In early 1960s, block grants were the most popular form of grants in broad policy areas. Majority of the states preferred block grants since these could be adapted to meet their specific needs. Nonetheless, Congress is reluctant to utilize block grants since they loosen its control on the expenditure of finances. These are among the examples on the evolution of federalism on the American federal system (Taylor, 2013).

Factors that Have Allowed the Concept of Federalism to Shape American Political Behavior

The prevalence of common political cultures implies that Americans have similar thoughts. There are those who are conservative but vote republican. On the other hand, there are those who are liberal but vote democratic. While there are those who have negative attitudes towards public officials, there are those who are not. These attitudes are the major determinants on the participation of Americans regarding who to vote for and their affiliation to specific political parties. Among the major factors that have allowed federalism to shape political behavior in America include, race, religion, family among others.

Religion

Various studies taken as early as 1940s indicate that, Jewish votes were more inclined towards Protestants than Catholics. Catholics on the other hand, were more liberal on issues related to economy including taxes and the minimum wage than they were on social issues such as divorce or abortion. Studies that are more recent have emphasized on the diversion of political attitudes and behavior among different religious groupings and behavior. The “religious rights” depicts a tendency of supporting more conservative candidate for political office and that they have a more likelihood of supporting the Republican Party than the Democratic Party. This tendency has been related with social issues including abortion, school prayer, foreign affairs, divorce, and economic issues (Wald, and Leege, 2010).

Race and ethnicity

Majority of African-Americans are strong supporters of Democrats when compared to any other group. According to some analysts, this loyalty has continued to weaken over the past few years. For instance, recent elections presented a confirmation that black Americans were beginning to get inclined towards the Democratic wing. Moreover, there is a tendency for Latinos to vote Democratic but this relationship is weaker when compared with that of the black. In further complicating things, different Latino group indicates different patterns of voting. A good example is Cuban Americans who have the tendency of voting Republicans while Mexican Americans have a tendency of voting Democrats.

Families

Despite the existence of generation gaps and family disagreements, there is a tendency of parental voting patterns to influence their children. Family is the most influential factor that influences the development of young people’s political opinions. In logical sense, the more a particular family is politically active, the more their children hold similar believes (IHA). A good example is the Bush family, which have similar political views.

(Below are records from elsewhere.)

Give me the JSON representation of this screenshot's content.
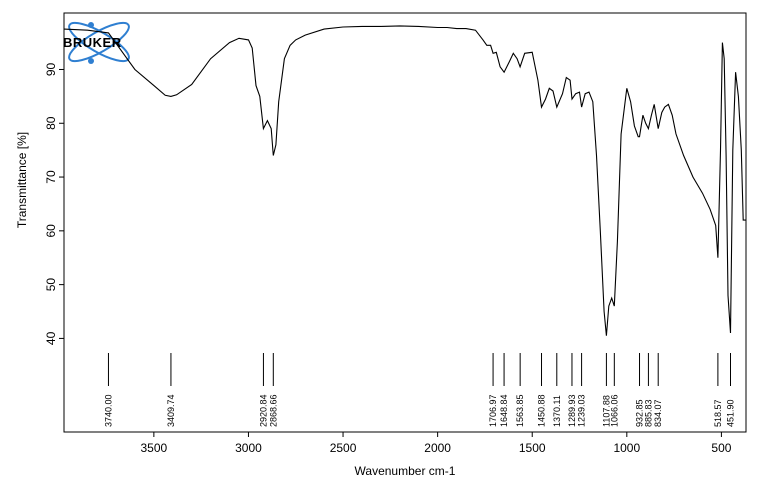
{
  "chart_data": {
    "type": "line",
    "title": "",
    "xlabel": "Wavenumber cm-1",
    "ylabel": "Transmittance [%]",
    "xlim": [
      3975,
      370
    ],
    "ylim": [
      22.6,
      100.5
    ],
    "x_reversed": true,
    "grid": false,
    "logo_text": "BRUKER",
    "colors": {
      "line": "#000000",
      "logo_accent": "#2f7fd1"
    },
    "x_ticks": [
      3500,
      3000,
      2500,
      2000,
      1500,
      1000,
      500
    ],
    "x_tick_labels": [
      "3500",
      "3000",
      "2500",
      "2000",
      "1500",
      "1000",
      "500"
    ],
    "y_ticks": [
      40,
      50,
      60,
      70,
      80,
      90
    ],
    "y_tick_labels": [
      "40",
      "50",
      "60",
      "70",
      "80",
      "90"
    ],
    "series": [
      {
        "x": [
          3975,
          3850,
          3740,
          3600,
          3500,
          3440,
          3409.74,
          3380,
          3300,
          3200,
          3100,
          3050,
          3000,
          2980,
          2960,
          2940,
          2920.84,
          2900,
          2880,
          2868.66,
          2855,
          2840,
          2810,
          2780,
          2750,
          2700,
          2600,
          2500,
          2400,
          2300,
          2200,
          2100,
          2000,
          1950,
          1900,
          1850,
          1800,
          1760,
          1740,
          1720,
          1706.97,
          1690,
          1670,
          1648.84,
          1620,
          1600,
          1580,
          1563.85,
          1540,
          1500,
          1470,
          1450.88,
          1430,
          1410,
          1390,
          1370.11,
          1340,
          1320,
          1300,
          1289.93,
          1270,
          1250,
          1239.03,
          1220,
          1200,
          1180,
          1160,
          1140,
          1120,
          1107.88,
          1095,
          1080,
          1066.06,
          1050,
          1030,
          1000,
          980,
          960,
          940,
          932.85,
          915,
          900,
          885.83,
          870,
          855,
          834.07,
          815,
          800,
          780,
          760,
          740,
          700,
          650,
          600,
          560,
          530,
          518.57,
          505,
          495,
          485,
          475,
          465,
          451.9,
          440,
          425,
          410,
          395,
          385,
          375,
          370
        ],
        "y": [
          97.5,
          97.3,
          96.8,
          90,
          87,
          85.2,
          85,
          85.3,
          87.2,
          92,
          95,
          95.8,
          95.5,
          94,
          87,
          85,
          79,
          80.5,
          79,
          74,
          76,
          84,
          92,
          94.5,
          95.5,
          96.4,
          97.5,
          97.9,
          98,
          98,
          98.1,
          98,
          97.8,
          97.8,
          97.6,
          97.6,
          97.3,
          95.5,
          94.5,
          94.5,
          93,
          93.2,
          90.5,
          89.5,
          91.5,
          93,
          92,
          90.5,
          93,
          93.2,
          88,
          83,
          84.5,
          86.5,
          86,
          83,
          85.5,
          88.5,
          88,
          84.5,
          85.5,
          85.8,
          83,
          85.5,
          85.8,
          84,
          74,
          60,
          45,
          40.5,
          46,
          47.5,
          46,
          58,
          78,
          86.5,
          84,
          79.5,
          77.5,
          77.5,
          81.5,
          80,
          79,
          81.5,
          83.5,
          79,
          82,
          83,
          83.5,
          81.5,
          78,
          74,
          70,
          67,
          64,
          61,
          55,
          75,
          95,
          92,
          74,
          48,
          41,
          75,
          89.5,
          85,
          75,
          62,
          62,
          62
        ]
      }
    ],
    "peak_labels": [
      "3740.00",
      "3409.74",
      "2920.84",
      "2868.66",
      "1706.97",
      "1648.84",
      "1563.85",
      "1450.88",
      "1370.11",
      "1289.93",
      "1239.03",
      "1107.88",
      "1066.06",
      "932.85",
      "885.83",
      "834.07",
      "518.57",
      "451.90"
    ],
    "peak_positions": [
      3740.0,
      3409.74,
      2920.84,
      2868.66,
      1706.97,
      1648.84,
      1563.85,
      1450.88,
      1370.11,
      1289.93,
      1239.03,
      1107.88,
      1066.06,
      932.85,
      885.83,
      834.07,
      518.57,
      451.9
    ]
  }
}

Factors Illustrating how the Relationship between the States and the Federal Government Influences the Creation of American Policies Overall

The authority and relationship of the federal government and the states are guided by the U.S constitution. The subsequent part presents some of the factors on how this relationship influences the creation of overall policies.

a) Preservation of the State Sovereignty

When regulating or legislating any activity in the states, officials in these states are required to preserve state sovereignty. On the other hand, the federal government is required to perform actions and duties that are relegated to them by the constitution. In other words, it should unnecessarily interfere with the functioning of the state government.

b) Preemption of State Laws and Policies

In the event that a particular state fails to act reasonably and collectively on issues that harbor legitimate concern, it becomes imperative for the federal government to intervene. This intervention may involve institution of policies that are aimed at addressing the issue in question. This is evident in the state regulation such as state security, education systems, banking and finance services, justice systems and insurance programs.